Carleton’s First Black House: Hill House

By Jevon Robinson ’22

Unknown to many, Hill House was the first Black House. The building was first home to C.A. Drew, a merchant who was a business partner with Miron W. Skinner. Professor Fred Hill, who Sayles-Hill campus center is named after, later purchased this home. After President Cowling arrived at Carleton, the Board of Trustees began searching for a residence for the new president. Constructing a new brick mansion nearby, Professor Hill leased the property to the college in 1909. Slight alterations were made in order to accommodate the president. Holmes and Flinn, the architecture firm responsible for the  construction of many of the early buildings on campus, proposed a redesign of this facility. This design never came to fruition, but minor renovations, like the extension of the front porch and a new coat of paint, satisfied the needs of the president. Hill House remained the president’s residence until Cowling’s retirement in 1945. The house was used by the Office of the President until it was converted to women’s housing in the 1950s.  

The house was used as a women’s dormitory for several years. Residents during this period praised the house for its proximity to campus and the homey feel it provided. The house was converted into an interest house and subsequently became known as French House. This interest house was sustained for multiple years with help from French Department-sponsored programming. The house was also utilized in the summer months along with Parish House for Carleton-sponsored academic programs 

In 1970, a group of Black students proposed turning Hill House into an interest house for Black students. The Office of Residential Life approved the request; however, once President Nason learned that the committee approved such a request without approval from the Office of the President, he was very upset. This was demonstrated in his letter to the Dean of Residential Life where he called them “the royal housing committee.” President Nason was concerned about the legalities regarding creating a house filled with Black students at a time where Carleton was trying to integrate their student  body. In the 1960s, Carleton received access to several funding sources such as the Rockefeller Foundation in hopes of increasing the number of Black students enrolled at the college. These funds made it possible for Carleton to recruit Black students from the  inner cities. While Carleton provided a great education for these students, Carleton and the Northfield community would never be able to replicate elements of Black culture, justifying the creation of this house. 

A resident of the house acknowledged that the first year was very successful and garnered the interests of more Black students than Hill House could accommodate for the next academic year. Hill House was not only a residence for 24 students, but a community space for all black students enrolled at Carleton at the time. Black students enrolled in the A Better Chance (ABC) program and Saint Olaf College were often invited to the space. Hill House provided the space for various academic and social activities such as tutoring sessions, Monday Night Football watch events, brunches, etc. Academic and social resources for the house was provided by the college through the Office of Multicultural Affairs.  

Throughout its four-year existence, Black House at Hill was known by many aliases including: The House, Soul House, and Black House. This space was not only limited to Black students; in fact, residents often hosted often houses in order to give the community a chance to interact with Black culture. It is important to note that the creation of a Black House at Hill House was not immediately welcomed by the Carleton community.

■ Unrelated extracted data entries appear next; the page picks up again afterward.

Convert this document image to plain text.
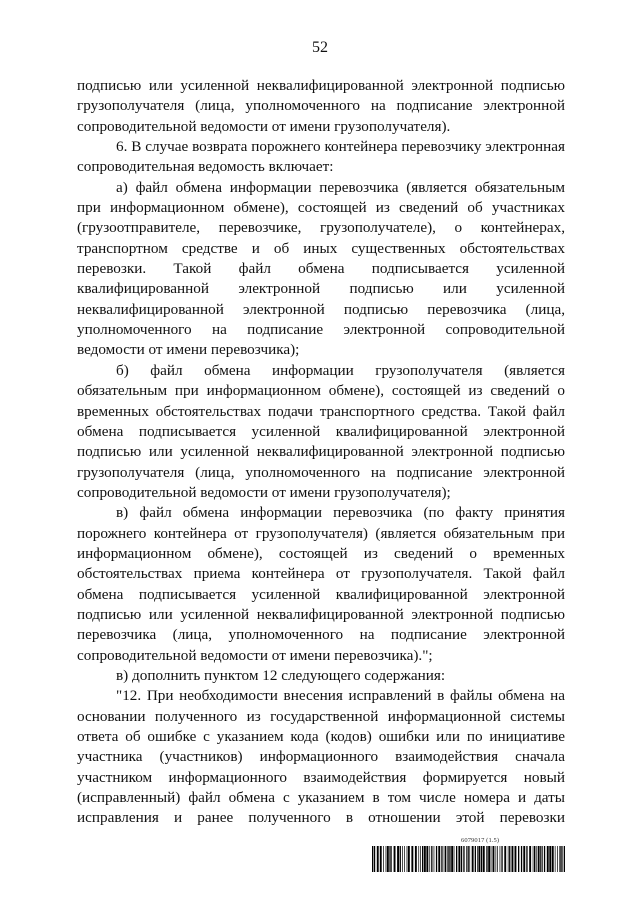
52

подписью или усиленной неквалифицированной электронной подписью грузополучателя (лица, уполномоченного на подписание электронной сопроводительной ведомости от имени грузополучателя).

6. В случае возврата порожнего контейнера перевозчику электронная сопроводительная ведомость включает:

а) файл обмена информации перевозчика (является обязательным при информационном обмене), состоящей из сведений об участниках (грузоотправителе, перевозчике, грузополучателе), о контейнерах, транспортном средстве и об иных существенных обстоятельствах перевозки. Такой файл обмена подписывается усиленной квалифицированной электронной подписью или усиленной неквалифицированной электронной подписью перевозчика (лица, уполномоченного на подписание электронной сопроводительной ведомости от имени перевозчика);

б) файл обмена информации грузополучателя (является обязательным при информационном обмене), состоящей из сведений о временных обстоятельствах подачи транспортного средства. Такой файл обмена подписывается усиленной квалифицированной электронной подписью или усиленной неквалифицированной электронной подписью грузополучателя (лица, уполномоченного на подписание электронной сопроводительной ведомости от имени грузополучателя);

в) файл обмена информации перевозчика (по факту принятия порожнего контейнера от грузополучателя) (является обязательным при информационном обмене), состоящей из сведений о временных обстоятельствах приема контейнера от грузополучателя. Такой файл обмена подписывается усиленной квалифицированной электронной подписью или усиленной неквалифицированной электронной подписью перевозчика (лица, уполномоченного на подписание электронной сопроводительной ведомости от имени перевозчика).";

в) дополнить пунктом 12 следующего содержания:

"12. При необходимости внесения исправлений в файлы обмена на основании полученного из государственной информационной системы ответа об ошибке с указанием кода (кодов) ошибки или по инициативе участника (участников) информационного взаимодействия сначала участником информационного взаимодействия формируется новый (исправленный) файл обмена с указанием в том числе номера и даты исправления и ранее полученного в отношении этой перевозки

6079017 (1.5)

The increased visibility of an all-Black house garnered criticism from non-Black students. Residents of the house were accused of being separatists, even though they frequently hosted events providing opportunities to the campus community to  participate in Black culture. A resident in a Carletonian article explained that before the  creation of this house, Black students knew more about white students than they knew about each other. The creation of the house served as a social nucleus for minority students, giving them a chance to get to know each other.  

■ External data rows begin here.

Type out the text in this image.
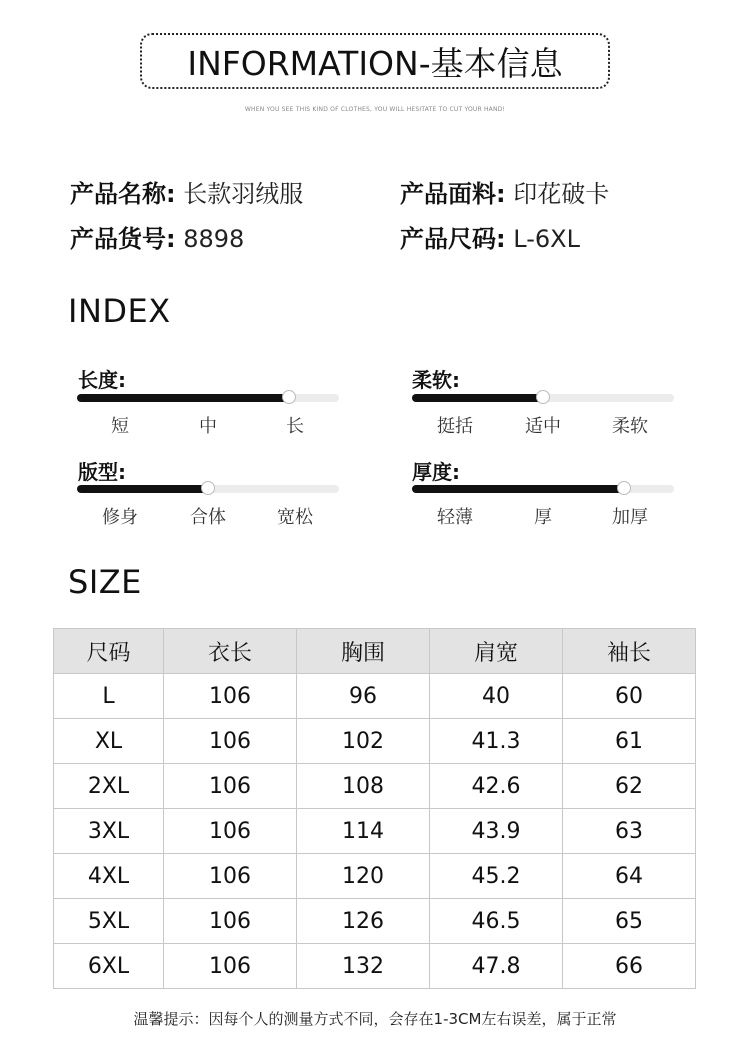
INFORMATION-基本信息
WHEN YOU SEE THIS KIND OF CLOTHES, YOU WILL HESITATE TO CUT YOUR HAND!
产品名称: 长款羽绒服	产品面料: 印花破卡
产品货号: 8898	产品尺码: L-6XL
INDEX
长度:
短	中	长
柔软:
挺括	适中	柔软
版型:
修身	合体	宽松
厚度:
轻薄	厚	加厚
SIZE
尺码	衣长	胸围	肩宽	袖长
L	106	96	40	60
XL	106	102	41.3	61
2XL	106	108	42.6	62
3XL	106	114	43.9	63
4XL	106	120	45.2	64
5XL	106	126	46.5	65
6XL	106	132	47.8	66
温馨提示：因每个人的测量方式不同，会存在1-3CM左右误差，属于正常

This student-led initiative has significant impacts for our college’s culture today. The creation of affinity spaces for various cultural identities was inspired by this group of students. Interest in the house declined after enrollment of Black students from inner cities did. As a result, Black House moved to Williams House in 1976. Prior to this change, Williams House was a faculty residence for several years. In 1976, Carleton relocated the faculty member living this house and subsidized the increased rent to allow for this house to be used as a temporary student residence. This action became permanent with a version of Black House being held in this house until the early 90s. The Office of Residential Life did not renew the charter for Black House, constituting a great loss for the Black community at Carleton. Students Organized for Unity and Liberation (SOUL, now known as BSA) protested this, and as a result, four cultural houses were permanently established to ensure that students of color would always have a space on campus. 

Diversity initiatives as it relates to inclusion of marginalized people have historically been placed on students of color. Similarly, the conditions of today’s cultural houses wouldn’t have been acknowledged without the #Carlstalkback movement and the list of demands by the Ujamaa Collective. The cultural houses serve as a motivating factor for prospective students who worry about potentially being alienated.